Fermi America Seeks 130 Billion Dollar IPO Amid AI-Driven Data Center Growth

Generated by AI AgentTicker Buzz
Friday, Sep 26, 2025 1:01 pm ET1min read
FRMI--
Aime RobotAime Summary

- Fermi America, co-founded by Texas' ex-governor and energy secretary, seeks a $130B IPO as a REIT to expand its AI-driven data center projects.

- The company develops a 6,000-acre Texas energy park with 18M sq ft of data centers powered by 110B watts of mixed renewable and fossil fuels.

- Data center REITs face lower returns than AI infrastructure peers due to long-term leases, 90% dividend mandates, and interest rate sensitivity during the AI boom.

- High interest rates and inflation risks, despite recent Fed cuts, challenge REIT growth compared to cloud providers and chipmakers that reinvest profits.

Fermi America, a data center developer, has submitted an application to go public as a real estate investment trust (REIT). The company, co-founded by the former governor of Texas and former energy secretary, aims to raise 130 billion dollars through its initial public offering (IPO). The data center sector has been experiencing significant growth due to the increasing demand for cloud computing and data storage solutions, driven by the burgeoning artificial intelligence (AI) industry.

Fermi America's portfolio includes a 6000-acre energy and data center park, currently under construction in collaboration with the Texas Tech University System in Amarillo. The park is expected to house data centers with a total building area of 18 million square feet, powered by a mix of nuclear, natural gas, wind, and solar energy sources with a total installed capacity of 110 billion watts.

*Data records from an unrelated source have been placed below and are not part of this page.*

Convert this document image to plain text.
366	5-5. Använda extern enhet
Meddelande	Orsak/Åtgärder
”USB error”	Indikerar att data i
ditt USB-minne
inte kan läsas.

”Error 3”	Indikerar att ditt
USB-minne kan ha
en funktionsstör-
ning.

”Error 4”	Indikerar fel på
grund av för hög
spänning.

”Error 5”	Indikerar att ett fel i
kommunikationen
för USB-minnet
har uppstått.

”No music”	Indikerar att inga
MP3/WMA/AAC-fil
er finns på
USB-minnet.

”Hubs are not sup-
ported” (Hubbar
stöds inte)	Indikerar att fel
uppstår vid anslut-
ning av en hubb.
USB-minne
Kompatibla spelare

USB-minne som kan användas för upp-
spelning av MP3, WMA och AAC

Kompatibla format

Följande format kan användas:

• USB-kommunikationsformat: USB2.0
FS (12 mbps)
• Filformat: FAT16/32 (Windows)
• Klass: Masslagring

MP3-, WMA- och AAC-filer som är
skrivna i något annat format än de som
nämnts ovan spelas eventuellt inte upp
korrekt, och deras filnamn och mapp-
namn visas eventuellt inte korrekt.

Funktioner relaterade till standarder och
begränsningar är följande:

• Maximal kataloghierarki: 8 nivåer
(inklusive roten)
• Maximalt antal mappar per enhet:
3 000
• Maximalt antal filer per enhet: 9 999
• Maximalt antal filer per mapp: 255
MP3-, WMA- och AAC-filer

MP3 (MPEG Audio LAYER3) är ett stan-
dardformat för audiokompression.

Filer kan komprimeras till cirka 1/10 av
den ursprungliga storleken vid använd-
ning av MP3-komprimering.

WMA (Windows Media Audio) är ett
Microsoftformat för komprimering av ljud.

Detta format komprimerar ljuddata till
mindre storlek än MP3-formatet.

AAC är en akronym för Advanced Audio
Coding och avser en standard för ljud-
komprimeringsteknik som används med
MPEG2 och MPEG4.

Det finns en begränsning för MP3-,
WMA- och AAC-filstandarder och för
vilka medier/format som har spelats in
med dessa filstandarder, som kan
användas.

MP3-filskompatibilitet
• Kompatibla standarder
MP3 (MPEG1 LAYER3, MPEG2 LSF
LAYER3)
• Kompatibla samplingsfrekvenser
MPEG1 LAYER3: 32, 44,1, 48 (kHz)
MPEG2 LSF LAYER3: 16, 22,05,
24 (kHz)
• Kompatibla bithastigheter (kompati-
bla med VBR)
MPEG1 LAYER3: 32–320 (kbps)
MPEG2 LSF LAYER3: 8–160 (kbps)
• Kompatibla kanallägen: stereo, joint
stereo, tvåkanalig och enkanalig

The company plans to have 11 billion watts of power in operation by the end of next year.

Fermi America will join a niche group of REITs focused on the data center sector, which is experiencing sustained growth due to the increasing demand for AI. Companies such as Equinix and Digital Realty operate extensive data center portfolios, providing customers with access to cloud computing platforms and AI models. However, despite the growth in AI demand, data center REITs have not seen the same level of returns as other AI infrastructure investments.

One of the reasons for the relatively lower returns of data center REITs is the long-term nature of data center leases, which have predetermined rent increases. While this provides investors with a clear expectation of future cash flows, it also limits the ability of landlords to capitalize on the increased demand and supply shortages in the AI sector. Additionally, REITs are required by law to distribute at least 90% of their taxable income as dividends, which can slow down their growth through acquisitions. In contrast, other AI infrastructure providers, such as large-scale cloud computing service providers and chip manufacturers, can reinvest their profits to expand their businesses more quickly.

Furthermore, REITs are more sensitive to interest rates compared to other equity investments. Throughout the AI boom, interest rates have remained high. While the Federal Reserve recently lowered the federal funds rate, there are concerns that tariffs could cause inflation to accelerate again, potentially hindering further rate cuts. This sensitivity to interest rates, along with the long-term leases and dividend distribution requirements, has contributed to the relatively lower returns of data center REITs compared to other AI infrastructure investments.